Two years ago I had a work conference at Disney World. The three of us flew down. In addition to my normal stress I was hoping and praying that Anna would enjoy herself and not be a pest to other travelers. The last thing I wanted was for her to pick up on my own anxiety; I could have won an Academy Award that day. So I packed a laptop full of movies, any and all non-contraband snacks, a pacifier (she was three but cabin pressure something something), I'd filled my phone with kid apps and left my husband to manage the logistics of our duffel bag, carry-on, seven-million pound car seat, tipping the skycap, and remembering where I'd parked the car.

If you haven't been on a flight to Orlando, Florida, then you don't know what it is to wait at your gate behind several strollers, wheelchairs, children and high school kids going on a summer field trip. It's just about three hours from where we are to Orlando, and other than rapid-fire requests for snacks, more movies, more volume, and her refusal to let me open the window shade, Anna did amazingly well on her first flight. I did pretty well too, on this my twentieth-or-so flight, as did the woman flying alone with five kids across the aisle.

Can I tell you who didn't do so great? It was the class trip. As I sat wearing my best Turbulence is Awesome face, pointing out familiar land masses miles below us, and laughing myself onto a no-fly list reading Bossypants, most of the high school kids made dramatic "WHOOOOOOAAAAAA" sounds with each bump. There were loud "OMIGOD"s and then someone asked if they were going to die. I felt bad for those kids, because they couldn't even order in-flight cocktails.

I felt bad for those kids the same way I sympathize with parents who are equally unsure of how their flight will go, because "Will my toddler spend 3 hours kicking the seat?" is the parent equivalent of a teenager wondering how often planes spontaneously nosedive.

There's endless advice on flying with kids, ideas for how to make the trip less stressful for both parents and offspring, because there's a huge difference between remembering your passport, enough underwear, and shoes you can easily slip off at security and having to carry on the accouterments that keep the preschool set occupied for hours, on top of the worry that the mere sight of your child will result in audible sighs from 150 strangers.

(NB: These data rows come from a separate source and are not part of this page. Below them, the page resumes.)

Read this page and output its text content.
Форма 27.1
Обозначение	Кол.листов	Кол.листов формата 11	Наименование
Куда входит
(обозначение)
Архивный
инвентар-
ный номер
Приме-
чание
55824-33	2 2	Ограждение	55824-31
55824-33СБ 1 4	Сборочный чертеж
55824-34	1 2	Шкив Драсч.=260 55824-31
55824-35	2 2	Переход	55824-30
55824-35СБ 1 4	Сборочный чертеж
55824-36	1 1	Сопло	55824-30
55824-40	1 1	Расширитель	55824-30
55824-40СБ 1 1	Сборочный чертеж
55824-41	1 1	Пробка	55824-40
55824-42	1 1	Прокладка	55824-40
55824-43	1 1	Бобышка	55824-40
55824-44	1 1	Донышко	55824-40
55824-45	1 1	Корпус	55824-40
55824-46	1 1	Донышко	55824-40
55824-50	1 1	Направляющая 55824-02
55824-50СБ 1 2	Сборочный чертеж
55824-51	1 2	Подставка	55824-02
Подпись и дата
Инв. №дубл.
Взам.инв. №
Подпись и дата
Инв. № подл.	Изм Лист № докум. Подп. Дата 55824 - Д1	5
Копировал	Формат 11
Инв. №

So I implore my happily no-kid friends, the next time you board a flight to your no-kid destination, don't take to Facebook before taxi to post about your preemptive annoyance over the potential fussiness of the baby next to you. Consider that while you breezed through the terminal Starbucks, your row-mate had to traverse the airport like a sherpa whose client wouldn't stop sprinting toward peril. Try to imagine what it might be like to have to control someone else's bladder mid-flight. We are all using a very public mode of transportation, one that's not especially accommodating to us breeders. Know that we are stressed, uncomfortable, and hoping like hell our kids don't behave like marsupials.

And remember mostly that we were all kids once, and as adults we could stand to do a little less whining.